Akibat Buruk Sangka terhadap Allah swt

Setiap prilaku buruk manusia tentu ada sebab dan akibanya: Kedengkian, permusuhan, kebakhilan, pengecut, dan kerakusan. Demikian juga sebaliknya, sifat positif: Kasih-sayang, persaudaraan, kedemawanan, keberanian, dan kesucian, tentu akan berbeda sebab dan akibatnya.

Mengapa manusia berburuk sangka terhadap Allah swt? Mari kita perhatikan pandangan Imam Ali bin Abi Thalib (sa) tentang dari manakah muara sifat “Buruk sangka terhadap Allah swt?”

Mari kita perhatikan isi surat Imam Ali bin Abi Thalib (sa) kepada Malik Asytar An-Nakha’i.

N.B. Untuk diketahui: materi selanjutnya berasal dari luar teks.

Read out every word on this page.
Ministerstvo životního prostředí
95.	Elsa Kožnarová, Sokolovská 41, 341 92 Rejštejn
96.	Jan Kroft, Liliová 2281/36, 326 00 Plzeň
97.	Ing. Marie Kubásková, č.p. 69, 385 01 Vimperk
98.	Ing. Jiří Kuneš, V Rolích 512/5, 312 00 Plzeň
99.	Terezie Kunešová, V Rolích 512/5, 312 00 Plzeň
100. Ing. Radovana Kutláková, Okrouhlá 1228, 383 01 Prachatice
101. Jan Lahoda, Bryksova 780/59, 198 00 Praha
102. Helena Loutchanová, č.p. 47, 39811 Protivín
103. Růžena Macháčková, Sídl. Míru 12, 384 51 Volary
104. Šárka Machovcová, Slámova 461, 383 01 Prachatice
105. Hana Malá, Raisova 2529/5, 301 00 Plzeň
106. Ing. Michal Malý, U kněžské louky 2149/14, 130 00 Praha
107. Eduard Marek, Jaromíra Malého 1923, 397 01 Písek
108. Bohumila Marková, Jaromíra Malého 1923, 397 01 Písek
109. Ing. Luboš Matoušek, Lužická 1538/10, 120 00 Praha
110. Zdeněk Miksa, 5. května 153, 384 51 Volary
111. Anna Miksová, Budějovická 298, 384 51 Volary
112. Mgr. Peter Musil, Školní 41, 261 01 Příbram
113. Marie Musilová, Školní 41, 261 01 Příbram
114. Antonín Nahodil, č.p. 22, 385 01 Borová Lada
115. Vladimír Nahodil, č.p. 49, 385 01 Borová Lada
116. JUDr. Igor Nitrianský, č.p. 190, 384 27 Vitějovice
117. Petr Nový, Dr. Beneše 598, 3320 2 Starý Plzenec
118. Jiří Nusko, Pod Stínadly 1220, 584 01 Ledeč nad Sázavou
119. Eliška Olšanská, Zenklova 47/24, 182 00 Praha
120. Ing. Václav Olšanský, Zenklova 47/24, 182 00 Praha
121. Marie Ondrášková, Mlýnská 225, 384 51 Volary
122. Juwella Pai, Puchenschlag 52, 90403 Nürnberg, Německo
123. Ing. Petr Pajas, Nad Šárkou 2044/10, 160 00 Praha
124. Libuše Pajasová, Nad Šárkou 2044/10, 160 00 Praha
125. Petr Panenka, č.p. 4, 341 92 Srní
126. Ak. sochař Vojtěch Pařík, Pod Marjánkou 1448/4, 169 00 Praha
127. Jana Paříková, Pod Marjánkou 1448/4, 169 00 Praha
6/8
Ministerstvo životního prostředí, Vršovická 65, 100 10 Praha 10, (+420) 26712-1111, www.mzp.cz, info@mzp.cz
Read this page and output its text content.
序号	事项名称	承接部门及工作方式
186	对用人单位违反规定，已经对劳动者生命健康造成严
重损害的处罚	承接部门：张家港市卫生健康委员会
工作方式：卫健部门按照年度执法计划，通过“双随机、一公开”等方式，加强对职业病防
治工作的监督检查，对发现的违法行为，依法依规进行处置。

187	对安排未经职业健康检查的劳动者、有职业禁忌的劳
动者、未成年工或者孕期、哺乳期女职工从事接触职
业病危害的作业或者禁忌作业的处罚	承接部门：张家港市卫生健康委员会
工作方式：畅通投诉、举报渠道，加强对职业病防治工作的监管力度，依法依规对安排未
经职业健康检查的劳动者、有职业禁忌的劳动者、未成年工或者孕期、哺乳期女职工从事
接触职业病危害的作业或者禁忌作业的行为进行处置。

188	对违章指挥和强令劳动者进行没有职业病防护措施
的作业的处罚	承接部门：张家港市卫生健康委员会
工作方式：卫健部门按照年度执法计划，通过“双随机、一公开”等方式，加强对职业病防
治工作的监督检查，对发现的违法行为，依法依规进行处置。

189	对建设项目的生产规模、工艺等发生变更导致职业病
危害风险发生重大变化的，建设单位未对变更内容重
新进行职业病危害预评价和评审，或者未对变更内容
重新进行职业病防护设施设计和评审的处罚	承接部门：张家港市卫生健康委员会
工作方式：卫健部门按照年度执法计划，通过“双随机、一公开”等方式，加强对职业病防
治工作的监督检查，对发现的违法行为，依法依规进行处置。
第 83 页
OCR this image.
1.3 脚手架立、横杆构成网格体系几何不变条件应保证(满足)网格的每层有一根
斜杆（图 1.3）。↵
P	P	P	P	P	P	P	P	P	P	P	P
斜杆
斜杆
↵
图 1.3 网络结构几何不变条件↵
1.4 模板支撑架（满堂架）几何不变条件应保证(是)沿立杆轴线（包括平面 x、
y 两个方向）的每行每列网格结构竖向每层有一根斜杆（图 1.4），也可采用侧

Ia adalah seorang gubernur Mesir dan panglima perang pada masa kekhalifahannya. Berikut ini bagian dari isi suratnya:

“Lepaskan ikatan kedengkian dalam hati rakyat kecil terhadapmu, dan hindari setiap penyebab permusuhan mereka. Tutuplah pandanganmu dari hal yang tak patut bagimu, dan jangan tergesa-gesa mempercayai pembawa fitnah, sebab orang seperti itu adalah penipu meskipun ia berpura-pura sebagai penasehat yang tulus.

Jangan meminta saran dari orang yang bakhil dalam persoalan kedermawanan, karena ia pasti akan mengalihkanmu dari kebajikan, dan mempertakutimu dengan kemiskinan. Janganlah bermusyawarah dengan orang yang pengecut yang hanya akan melemahkan tekadmu. Atau dengan orang yang rakus, karena ia akan mendorongmu untuk memperoleh sesuatu walaupun harus menggunakan cara yang zalim. Semua sifat itu: kebakhilan, kepengecutan, dan kerakusan, hanya bersumber pada diri mereka yang berprangka buruk terhadap Allah swt.” (Nahjul Balaghah)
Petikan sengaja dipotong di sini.